Außerdem legt er, wie andere es getan haben, einen Großteil der undurchdringlichen Psychologie Napoleons seiner Kaiserin Joséphine de Beauharnais zu Füßen, die von Vanessa Kirby brillant als hochmütig, klug und genial manipulativ dargestellt wird. Nichts an ihrem Werben ist romantisch, aber es ist pervers anzusehen – eine Romanze zwischen zwei Soziopathen, die sich der Liebe verschrieben haben. Der Sex, den sie haben, ist kurz, vulgär und absurd. Napoleons Vorstellung von Verführung besteht darin, wie ein Pferd zu wiehern und mit den Füßen zu stampfen.

Napoleon ist ein traditionelles historisches Epos, wiedergegeben in Scotts eigenem bulligen, geschickt modernen Stil. Das Drehbuch von David Scarpa entspricht diesen Ambitionen, ist jedoch am schwächsten, wenn es auf erzählerische Bequemlichkeit ausgerichtet ist. Scott mag durchaus sein Recht haben, von lästigen Faktenprüfern zu verlangen, dass sie „ein Leben bekommen“, aber die Art und Weise, wie Napoleons Erbe noch immer den modernen politischen Diskurs in Frankreich prägt, entbindet ihn hier nicht ganz von der Verantwortung. Und in der Eile des Films, Napoleons Wunsch, die Welt zu erobern, als Ersatz für seine Unfähigkeit, seine Frau zu erobern, darzustellen, überschattet er tendenziell die grausame und mechanische Maschine, die sein Imperium antrieb – diejenige, die die Sklaverei in Westindien wieder einführte oder überwachte das Massaker bei der Belagerung von Jaffa im Osmanischen Reich.

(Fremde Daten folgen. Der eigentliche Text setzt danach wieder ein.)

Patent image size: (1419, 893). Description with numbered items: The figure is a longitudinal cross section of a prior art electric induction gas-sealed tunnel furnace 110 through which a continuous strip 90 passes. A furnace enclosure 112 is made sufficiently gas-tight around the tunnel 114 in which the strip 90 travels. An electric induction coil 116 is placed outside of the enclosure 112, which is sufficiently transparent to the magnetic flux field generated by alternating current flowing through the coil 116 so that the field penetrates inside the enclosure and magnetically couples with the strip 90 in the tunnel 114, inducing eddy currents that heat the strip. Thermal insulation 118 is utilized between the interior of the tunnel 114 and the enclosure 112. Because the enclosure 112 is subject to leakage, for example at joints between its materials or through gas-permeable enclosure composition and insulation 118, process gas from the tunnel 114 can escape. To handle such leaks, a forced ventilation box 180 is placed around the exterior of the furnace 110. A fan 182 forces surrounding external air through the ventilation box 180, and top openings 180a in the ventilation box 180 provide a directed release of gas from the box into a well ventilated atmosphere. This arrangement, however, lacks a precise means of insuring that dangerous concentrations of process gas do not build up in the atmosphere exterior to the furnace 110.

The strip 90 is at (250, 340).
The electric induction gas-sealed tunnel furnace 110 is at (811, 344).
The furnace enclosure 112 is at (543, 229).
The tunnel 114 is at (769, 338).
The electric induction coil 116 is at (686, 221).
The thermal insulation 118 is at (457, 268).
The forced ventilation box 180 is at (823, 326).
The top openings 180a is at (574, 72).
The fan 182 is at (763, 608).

Dennoch müsste man Scotts Aussage völlig falsch interpretieren Napoleon mit dem Gedanken davonzukommen, dass er alles andere als ein Tyrann war, vor allem dank Phoenix‘ verlässlicher Brillanz. Sein Napoleon ist einer der besten in einer langen Reihe bockiger Babymännchen, die bis zu seiner Rolle als Kaiser Commodus in Scotts Roman zurückverfolgt werden kann Gladiator. Es ist eine Aufführung, die nicht nur zutiefst überzeugend und magnetisch in ihrer Hässlichkeit ist, sondern auch geschickt in ihrer Herangehensweise – indem sie dem Mann einen Hauch von gestoppter Entwicklung verleiht, wird er für das moderne Publikum zu einer sofort erkennbaren Marke des Despoten (Hinweis Hinweis, hust, hust).

Joaquin Phoenix ist in „Napoleon“ zuverlässig brillant

(Columbia Pictures/Apple)

Während Phoenix heult, finster blickt und sich seinen Weg stürmt Napoleon, bekommt man das echte Gefühl, dass Scott seinen Kuchen gegessen hat. Er schwelgt in dem Nervenkitzel des militärischen Sieges, der im Mittelpunkt von Napoleons Propagandakampagne stand (einschließlich einer perfekten Nachbildung des Gemäldes seiner Krönung von Jacques-Louis David, gefolgt von einem Schwenk auf David selbst auf der Leinwand). Und dennoch ist er in der Lage, angesichts derselben Illusion den Mittelfinger zu heben. Das wird sicherlich nicht das letzte Wort zu Napoleon sein – aber es ist zumindest ein überzeugendes.

Regie: Ridley Scott. Darsteller: Joaquin Phoenix, Vanessa Kirby, Tahar Rahim, Ben Miles, Ludivine Sagnier, Matthew Needham, Youssef Kerkour, Édouard Philipponnat, Rupert Everett. 15, 157 Minuten.